Definita da Giovanni Pascoli “il pane dei romagnoli”, la piadina è un piatto povero della tradizione emiliana che ha saputo affermarsi nel mondo per la sua bontà e la sua genuinità.
Le sue origini risalgono addirittura all’epoca romana, dove veniva cotta sulle tegole. La piadina non è altro che un pane azzimo, ovvero non lievitato, presente anche in diverse forme. Tante sono le varianti rispetto alla versione classica; tra queste ricordiamo la tigella modenese, il pintuleddu, la farinata, la pita dei Balcani e la yufka turca.
L’impasto non lievitato nasce dall’esigenza di riempire in fretta la pancia del popolo, in un periodo in cui il cibo non era disponibile in abbondanza.

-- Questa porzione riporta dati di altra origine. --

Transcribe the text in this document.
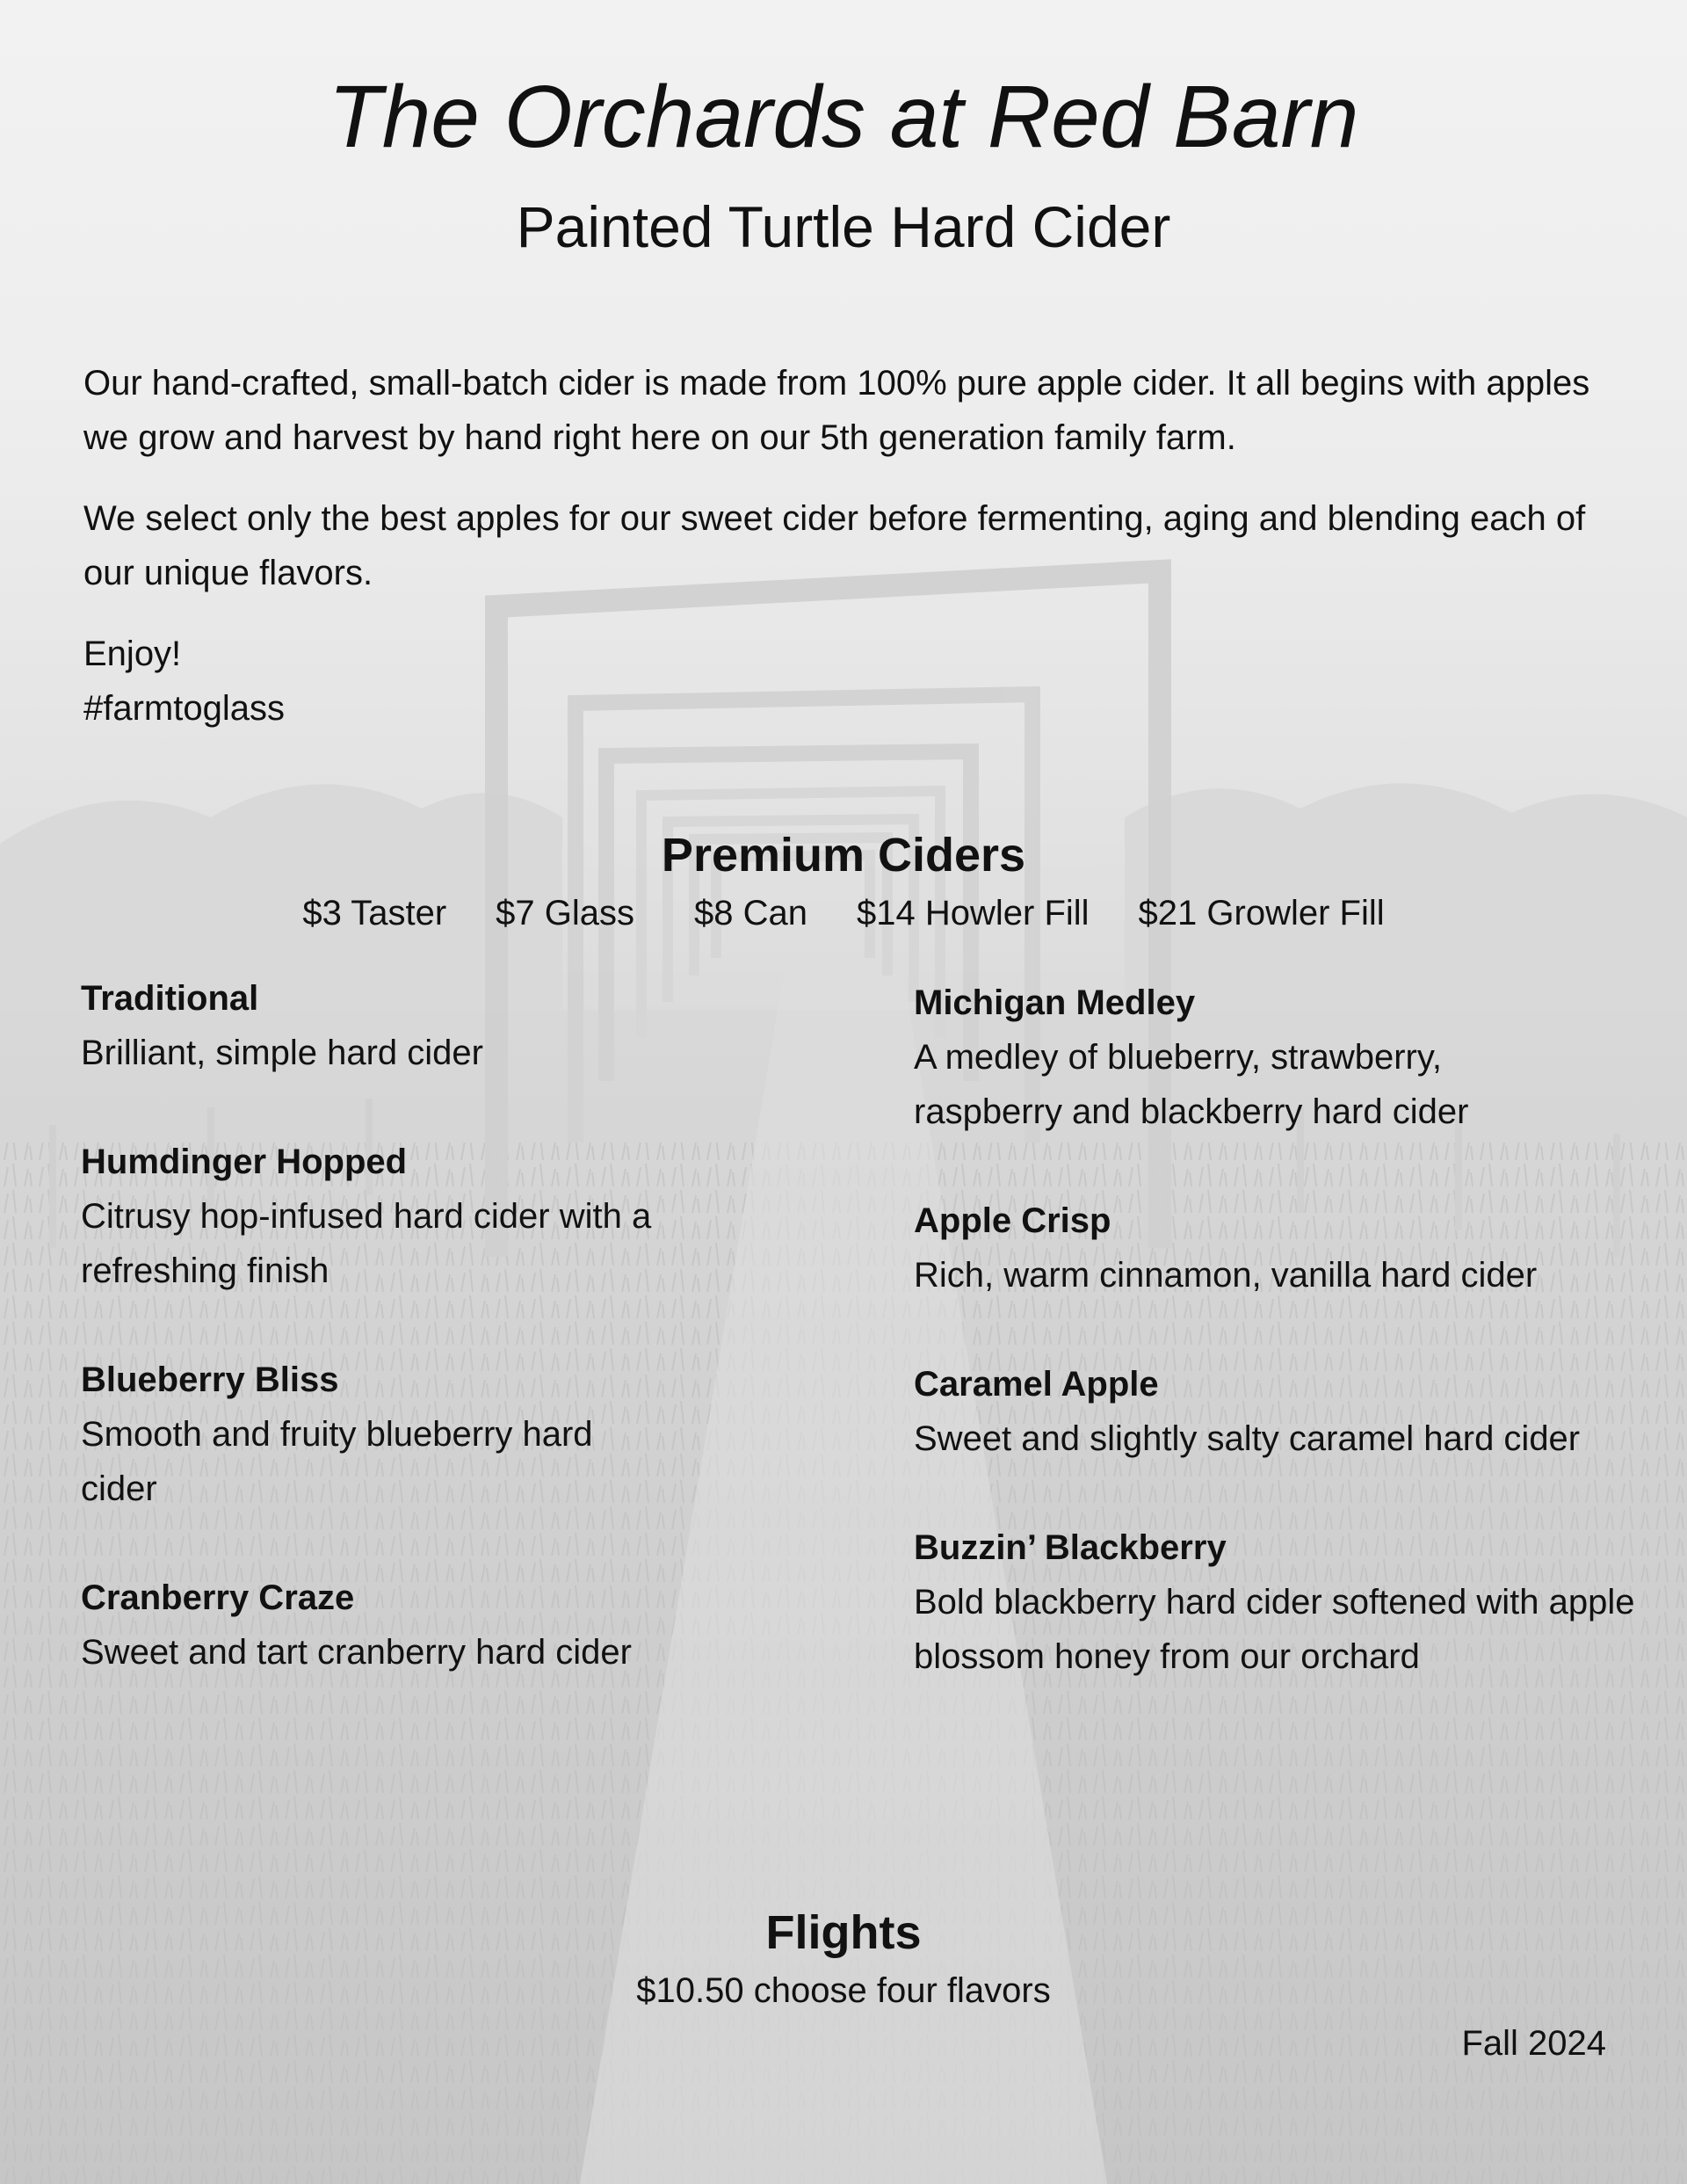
The Orchards at Red Barn
Painted Turtle Hard Cider

Our hand-crafted, small-batch cider is made from 100% pure apple cider. It all begins with apples we grow and harvest by hand right here on our 5th generation family farm.

We select only the best apples for our sweet cider before fermenting, aging and blending each of our unique flavors.

Enjoy!

#farmtoglass

Premium Ciders
$3 Taster $7 Glass $8 Can $14 Howler Fill $21 Growler Fill
Traditional
Brilliant, simple hard cider
Humdinger Hopped
Citrusy hop-infused hard cider with a refreshing finish
Blueberry Bliss
Smooth and fruity blueberry hard cider
Cranberry Craze
Sweet and tart cranberry hard cider
Michigan Medley
A medley of blueberry, strawberry, raspberry and blackberry hard cider
Apple Crisp
Rich, warm cinnamon, vanilla hard cider
Caramel Apple
Sweet and slightly salty caramel hard cider
Buzzin’ Blackberry
Bold blackberry hard cider softened with apple blossom honey from our orchard
Flights
$10.50 choose four flavors
Fall 2024
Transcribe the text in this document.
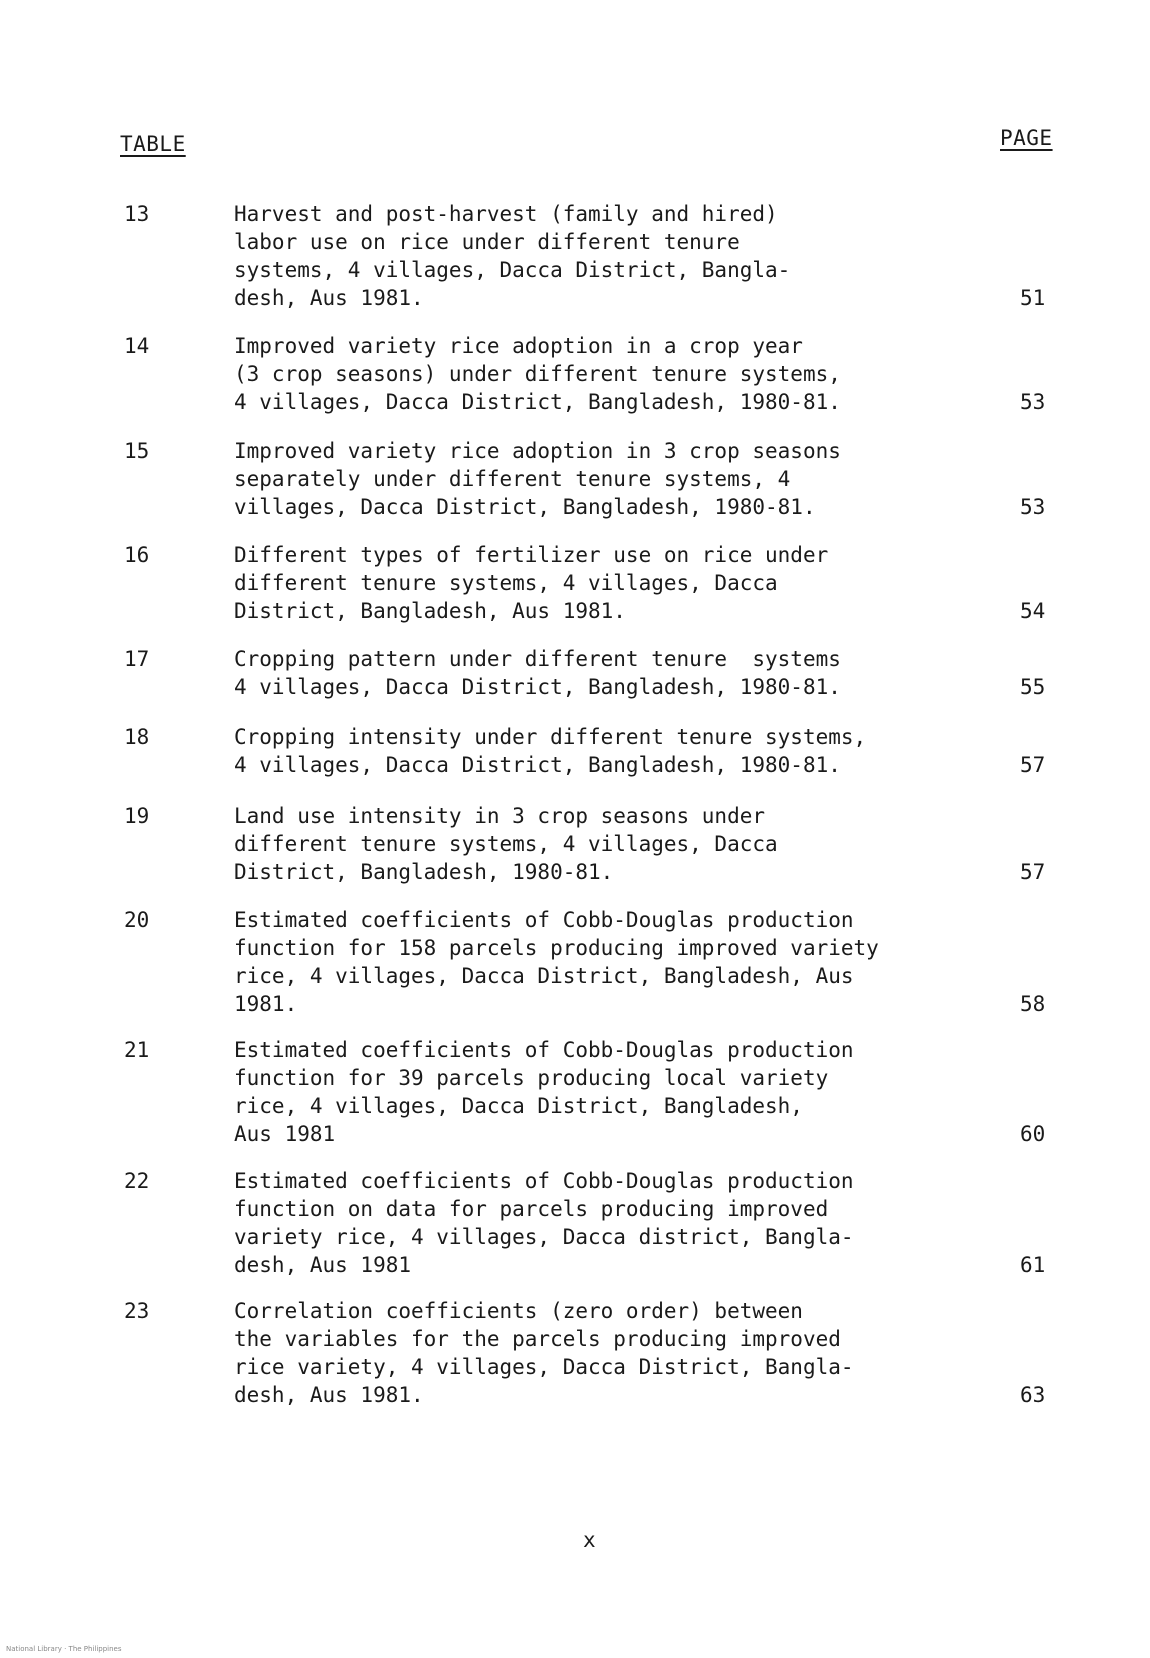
TABLE	PAGE
13	Harvest and post-harvest (family and hired)
labor use on rice under different tenure
systems, 4 villages, Dacca District, Bangla-
desh, Aus 1981.	51
14	Improved variety rice adoption in a crop year
(3 crop seasons) under different tenure systems,
4 villages, Dacca District, Bangladesh, 1980-81.	53
15	Improved variety rice adoption in 3 crop seasons
separately under different tenure systems, 4
villages, Dacca District, Bangladesh, 1980-81.	53
16	Different types of fertilizer use on rice under
different tenure systems, 4 villages, Dacca
District, Bangladesh, Aus 1981.	54
17	Cropping pattern under different tenure  systems
4 villages, Dacca District, Bangladesh, 1980-81.	55
18	Cropping intensity under different tenure systems,
4 villages, Dacca District, Bangladesh, 1980-81.	57
19	Land use intensity in 3 crop seasons under
different tenure systems, 4 villages, Dacca
District, Bangladesh, 1980-81.	57
20	Estimated coefficients of Cobb-Douglas production
function for 158 parcels producing improved variety
rice, 4 villages, Dacca District, Bangladesh, Aus
1981.	58
21	Estimated coefficients of Cobb-Douglas production
function for 39 parcels producing local variety
rice, 4 villages, Dacca District, Bangladesh,
Aus 1981	60
22	Estimated coefficients of Cobb-Douglas production
function on data for parcels producing improved
variety rice, 4 villages, Dacca district, Bangla-
desh, Aus 1981	61
23	Correlation coefficients (zero order) between
the variables for the parcels producing improved
rice variety, 4 villages, Dacca District, Bangla-
desh, Aus 1981.	63
x
National Library · The Philippines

La piadina romagnola tradizionale si prepara sul testo, una padella realizzata artigianalmente, che viene poi posta su un focolare.
Può essere consumata sia calda, che fredda, imbottita con salumi, formaggi o anche dolce, con miele, crema di nocciole o marmellata.
L’impasto tradizionale prevede l’impiego di acqua (o latte), farina e sale, con l’aggiunta di olio oppure strutto. Dopo aver suddiviso l’impasto in piccole pagnottelle, ognuna di esse va stesa col mattarello e lavorata sino ad assumere una forma circolare. Infine, si stende il tutto sul testo molto caldo per la cottura.
La piadina romagnola è stata marchiata dalla Comunità Europea come IGP (prodotto a Indicazione Geografica Protetta) – dopo anni di battaglie da parte del Consorzio di Promozione e Tutela della Piadina Romagnola IGP – con una produzione annuale che supera le 60 mila tonnellate e un fatturato vicino ai 30 milioni di euro. Il 70% della produzione totale avviene in Emilia Romagna.
Oggi, è una pietanza molto apprezzata anche all’estero, e si sta diffondendo in fretta, conquistando anche il mercato statunitense.
Su Google, la ricetta della piadina romagnola è tra le più ricercate nel web: un risultato a dir poco straordinario per la regina dello street food nazionale.